The nasne is scheduled to go on sale in Japan on July 19 for ¥16,980. There’s no word yet if or when it might be made available in overseas markets.
If you don’t want to wait until June, there’s another interesting option about to hit the Japanese market on April 27 from Planex (planex.co.jp). Its networked media player, the MZK-MP02HD, will be similarly priced at about ¥15,000, but it will serve up media from external sources connected to the player via USB 2.0 or over your home network. So this could include any number of media sources, ranging from USB thumbdrives to digital cameras, but most users will want to attach an external hard drive with stored media. The capability to play from a networked hard drive brings some intriguing possibilities for those who want to get creative with bit-torrent clients.

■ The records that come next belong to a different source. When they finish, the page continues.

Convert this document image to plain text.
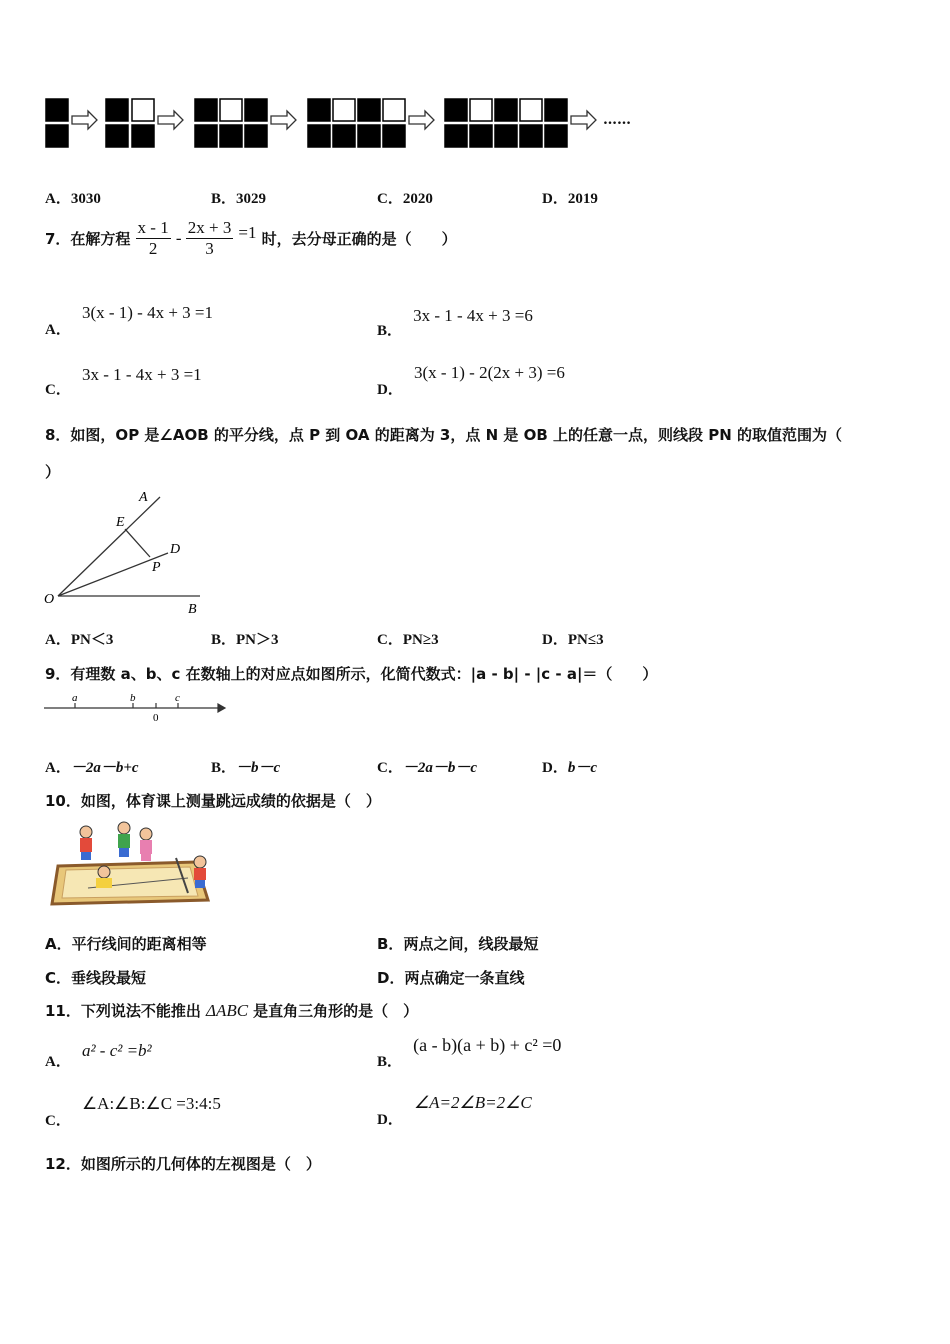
……
A．3030	B．3029	C．2020	D．2019
7．在解方程 $\frac{x - 1}{2} - \frac{2x + 3}{3} =1$ 时，去分母正确的是（　　）
A． 3(x - 1) - 4x + 3 =1
B． 3x - 1 - 4x + 3 =6
C． 3x - 1 - 4x + 3 =1
D． 3(x - 1) - 2(2x + 3) =6
8．如图，OP 是∠AOB 的平分线，点 P 到 OA 的距离为 3，点 N 是 OB 上的任意一点，则线段 PN 的取值范围为（
）
A
E
D
P
O
B
A．PN＜3	B．PN＞3	C．PN≥3	D．PN≤3
9．有理数 a、b、c 在数轴上的对应点如图所示，化简代数式：|a - b| - |c - a|＝（　　）
a	b	c
0
A．－2a－b+c	B．－b－c	C．－2a－b－c	D．b－c
10．如图，体育课上测量跳远成绩的依据是（　）
A．平行线间的距离相等	B．两点之间，线段最短
C．垂线段最短	D．两点确定一条直线
11．下列说法不能推出 ΔABC 是直角三角形的是（　）
A． a² - c² =b²
B． (a - b)(a + b) + c² =0
C． ∠A:∠B:∠C =3:4:5
D． ∠A=2∠B=2∠C
12．如图所示的几何体的左视图是（　）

As for file support, the device will be able to handle a wide range, including MPEG-4 AVC/H.264 and Quicktime; for audio, there’s support for AAC, MP3, and WAV; for images, JPEG, BMP, PNG and GIF.
The player itself is not very large, measuring 146 x 101 x 31 mm, and weighing 183 grams. Around the back it’s equipped to output video via HDMI or RCA connectors to your TV. There’s also an ethernet port, and the maker has included a handy remote for navigation via a simple menu that supports Japanese-language search.

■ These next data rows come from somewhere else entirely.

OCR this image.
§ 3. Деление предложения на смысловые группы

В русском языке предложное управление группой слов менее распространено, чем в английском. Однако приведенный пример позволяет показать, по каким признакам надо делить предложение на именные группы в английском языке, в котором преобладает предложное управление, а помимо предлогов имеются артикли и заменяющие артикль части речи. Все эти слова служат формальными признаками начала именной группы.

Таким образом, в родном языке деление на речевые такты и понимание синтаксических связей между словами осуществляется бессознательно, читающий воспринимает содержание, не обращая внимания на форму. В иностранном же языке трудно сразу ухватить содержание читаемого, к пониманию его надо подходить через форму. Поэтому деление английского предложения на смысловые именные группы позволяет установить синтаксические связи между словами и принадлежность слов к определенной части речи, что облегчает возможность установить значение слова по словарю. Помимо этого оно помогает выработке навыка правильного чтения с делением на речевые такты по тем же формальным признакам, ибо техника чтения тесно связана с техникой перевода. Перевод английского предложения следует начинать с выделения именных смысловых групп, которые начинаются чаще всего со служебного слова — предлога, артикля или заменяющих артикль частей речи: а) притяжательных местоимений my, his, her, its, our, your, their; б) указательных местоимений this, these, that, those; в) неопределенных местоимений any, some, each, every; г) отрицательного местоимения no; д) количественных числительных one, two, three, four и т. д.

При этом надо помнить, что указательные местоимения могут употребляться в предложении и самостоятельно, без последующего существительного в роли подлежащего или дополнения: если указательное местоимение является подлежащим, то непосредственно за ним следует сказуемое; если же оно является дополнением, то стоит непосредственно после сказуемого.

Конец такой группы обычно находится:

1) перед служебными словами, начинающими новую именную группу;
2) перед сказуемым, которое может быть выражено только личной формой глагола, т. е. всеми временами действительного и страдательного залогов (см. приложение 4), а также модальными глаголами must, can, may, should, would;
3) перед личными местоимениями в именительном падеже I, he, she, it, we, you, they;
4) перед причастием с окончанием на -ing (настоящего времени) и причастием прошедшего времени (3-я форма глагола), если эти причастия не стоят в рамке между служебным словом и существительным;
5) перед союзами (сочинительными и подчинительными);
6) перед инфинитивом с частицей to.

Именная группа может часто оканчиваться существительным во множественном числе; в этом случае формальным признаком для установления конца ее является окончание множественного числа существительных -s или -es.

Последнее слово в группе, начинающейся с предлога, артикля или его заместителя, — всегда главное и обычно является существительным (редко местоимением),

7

Planex’s new model comes a year after its MZK-MP01HD, but the new player capitalizes on the increasing amount of high-quality content offered on YouTube, specifically supporting YouTube XL (youtube.com/xl), which is optimized for viewing on large screens. For Japanese viewers, domestic-content producers are beginning to come around to the idea of distributing on YouTube (Fuji TV this month announced six new YouTube channels), and with any luck the offerings will continue to improve.
Of course, given the price range of both of these devices it’s tempting to just pick up the recently updated Apple TV, or even create your own solution using open-source software such as XBMC (xbmc.org). Regardless of what you decide, it’s certainly encouraging to see more options come to market here in Japan.